En `aras Yisro`él, les membres du groupe 3 n'ont pas d'infrastructures significatives. Ils n'ont pas de systèmes scolaires (contrairement aux autres groupes) et n'ont pas vraiment de communautés dans lesquelles se caser, en raison notamment du fait qu'ils sont très mal perçus par la communauté Harédhi en général. Ils enrôlent fréquemment leurs enfants dans des écoles affiliées au groupe 2. Mais si leurs enfants reviennent à la maison avec des critiques antisionistes enseignées à l'école, certains parents affiliés au groupe 3, selon leur degré de frustration, pourraient soit les enrôler alors dans des écoles situées entre le groupe 2 et 3 (c'est-à-dire, moins ouvertement antisionistes), immigrer aux États-Unis (où il y a un système scolaire pour les personnes du groupe 3), ou encore carrément les enrôler dans une école du groupe 4.

Si quelqu'un identifie un pseudo « Godhôl » comme appartenant au groupe 3, les membres du groupe 2 pourraient se mettre en colère et accuser de « Loshôn Hora´ » l'auteur d'une telle affirmation (en dépit des faits). Malgré leurs protestations, il est clair et évident que des prétendus « Gadhôlim » comme le Rov Savi Pésah Frank, le Rov `éliyohou Mé`ir Blokh, ou encore le Rov `aharôn Leib Shteinman, font partie du groupe 3. Même le Rov Hayim Kanievsky, qui à l'origine était plus proche du groupe 2, a jeté son dévolu sur le Rov Shteinman, parce que son beau-père, le Rov Yôséf Sholôm Eliashiv soutenait Shteinman. Ainsi, même lui peut être intégré dans le groupe 3.

Comme cela a été dit plus haut, il est possible pour quelqu'un d'hésiter entre différents groupes. Par exemple, d'éminents rabbins, avant la Seconde Guerre Mondiale, étaient plus proches du groupe 1 que du groupe 2, mais ont plus tard fini par être de grands adhérents au groupe 2.


Voilà comment nous pouvons résumer les différentes attitudes du monde Harédhi concernant le sionisme, qui vont de l'ultra-antisionisme au sionisme religieux radical.
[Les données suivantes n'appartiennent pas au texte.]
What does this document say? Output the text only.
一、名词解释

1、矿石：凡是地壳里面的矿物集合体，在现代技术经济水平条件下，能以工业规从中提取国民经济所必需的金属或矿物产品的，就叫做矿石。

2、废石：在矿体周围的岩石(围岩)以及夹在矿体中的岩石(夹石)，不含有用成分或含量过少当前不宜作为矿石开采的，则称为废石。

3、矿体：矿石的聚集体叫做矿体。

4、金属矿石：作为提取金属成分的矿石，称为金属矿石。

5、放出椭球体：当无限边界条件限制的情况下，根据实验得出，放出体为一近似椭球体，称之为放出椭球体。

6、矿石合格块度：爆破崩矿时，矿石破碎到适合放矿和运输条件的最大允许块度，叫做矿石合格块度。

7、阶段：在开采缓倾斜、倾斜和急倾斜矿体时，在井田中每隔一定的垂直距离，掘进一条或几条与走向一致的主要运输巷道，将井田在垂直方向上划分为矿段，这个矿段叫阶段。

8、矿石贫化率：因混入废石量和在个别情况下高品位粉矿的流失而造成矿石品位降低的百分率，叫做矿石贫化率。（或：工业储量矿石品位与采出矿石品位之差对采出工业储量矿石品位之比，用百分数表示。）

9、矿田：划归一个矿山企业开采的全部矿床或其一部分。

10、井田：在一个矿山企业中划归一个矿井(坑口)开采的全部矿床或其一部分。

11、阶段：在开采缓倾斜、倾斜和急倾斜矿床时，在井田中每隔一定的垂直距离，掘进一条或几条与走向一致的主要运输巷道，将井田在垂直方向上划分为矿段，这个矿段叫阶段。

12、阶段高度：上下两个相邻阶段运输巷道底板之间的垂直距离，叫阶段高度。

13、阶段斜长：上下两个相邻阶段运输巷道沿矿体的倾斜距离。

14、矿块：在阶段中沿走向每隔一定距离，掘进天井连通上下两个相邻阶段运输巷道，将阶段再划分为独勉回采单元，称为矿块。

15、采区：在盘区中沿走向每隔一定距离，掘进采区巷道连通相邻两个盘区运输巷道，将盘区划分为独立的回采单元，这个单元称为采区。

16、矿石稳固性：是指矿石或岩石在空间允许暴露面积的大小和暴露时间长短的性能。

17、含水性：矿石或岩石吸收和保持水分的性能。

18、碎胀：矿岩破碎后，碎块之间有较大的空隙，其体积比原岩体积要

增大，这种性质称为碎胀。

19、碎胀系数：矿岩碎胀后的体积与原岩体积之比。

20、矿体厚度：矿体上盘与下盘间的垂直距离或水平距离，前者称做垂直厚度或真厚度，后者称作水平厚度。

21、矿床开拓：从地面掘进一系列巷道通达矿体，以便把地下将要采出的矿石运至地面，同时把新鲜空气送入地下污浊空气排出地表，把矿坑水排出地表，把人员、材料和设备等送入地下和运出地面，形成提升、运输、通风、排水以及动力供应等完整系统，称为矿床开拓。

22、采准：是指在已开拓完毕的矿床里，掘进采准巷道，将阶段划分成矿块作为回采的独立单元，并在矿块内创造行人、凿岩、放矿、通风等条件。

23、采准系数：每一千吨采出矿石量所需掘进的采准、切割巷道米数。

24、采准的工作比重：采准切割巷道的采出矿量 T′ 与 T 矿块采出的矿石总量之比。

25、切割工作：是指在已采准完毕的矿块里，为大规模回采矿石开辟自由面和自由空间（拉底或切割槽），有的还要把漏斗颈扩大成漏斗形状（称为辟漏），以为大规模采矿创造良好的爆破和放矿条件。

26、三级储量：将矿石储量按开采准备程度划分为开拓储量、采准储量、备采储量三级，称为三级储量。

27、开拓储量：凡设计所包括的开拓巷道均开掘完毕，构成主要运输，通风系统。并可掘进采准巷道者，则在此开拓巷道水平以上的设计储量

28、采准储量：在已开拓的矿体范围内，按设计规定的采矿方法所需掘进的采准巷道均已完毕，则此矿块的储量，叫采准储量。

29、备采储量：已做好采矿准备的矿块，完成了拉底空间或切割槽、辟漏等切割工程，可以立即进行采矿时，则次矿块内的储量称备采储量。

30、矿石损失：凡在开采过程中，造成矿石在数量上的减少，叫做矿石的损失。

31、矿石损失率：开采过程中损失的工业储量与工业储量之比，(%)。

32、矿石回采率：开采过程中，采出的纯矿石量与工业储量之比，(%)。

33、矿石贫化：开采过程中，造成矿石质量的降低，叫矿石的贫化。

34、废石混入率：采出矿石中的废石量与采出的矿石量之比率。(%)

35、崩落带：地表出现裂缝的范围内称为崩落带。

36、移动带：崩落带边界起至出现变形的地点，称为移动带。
Excepté ceux des groupes 4 et 5, qui ne s'habillent généralement pas en vêtements Harédhim, ne cherchez pas la différence dans l'habillement, car les Harédhim tendent à s'habiller de plus en plus de façon identique, qu'il s'agisse de Mithnagdim/Litvaqim (opposants au Hassidisme) ou de Hasidhim. Leurs différences se trouvent dans l'idéologie, la pratique religieuse, et la manière de percevoir le monde extérieur.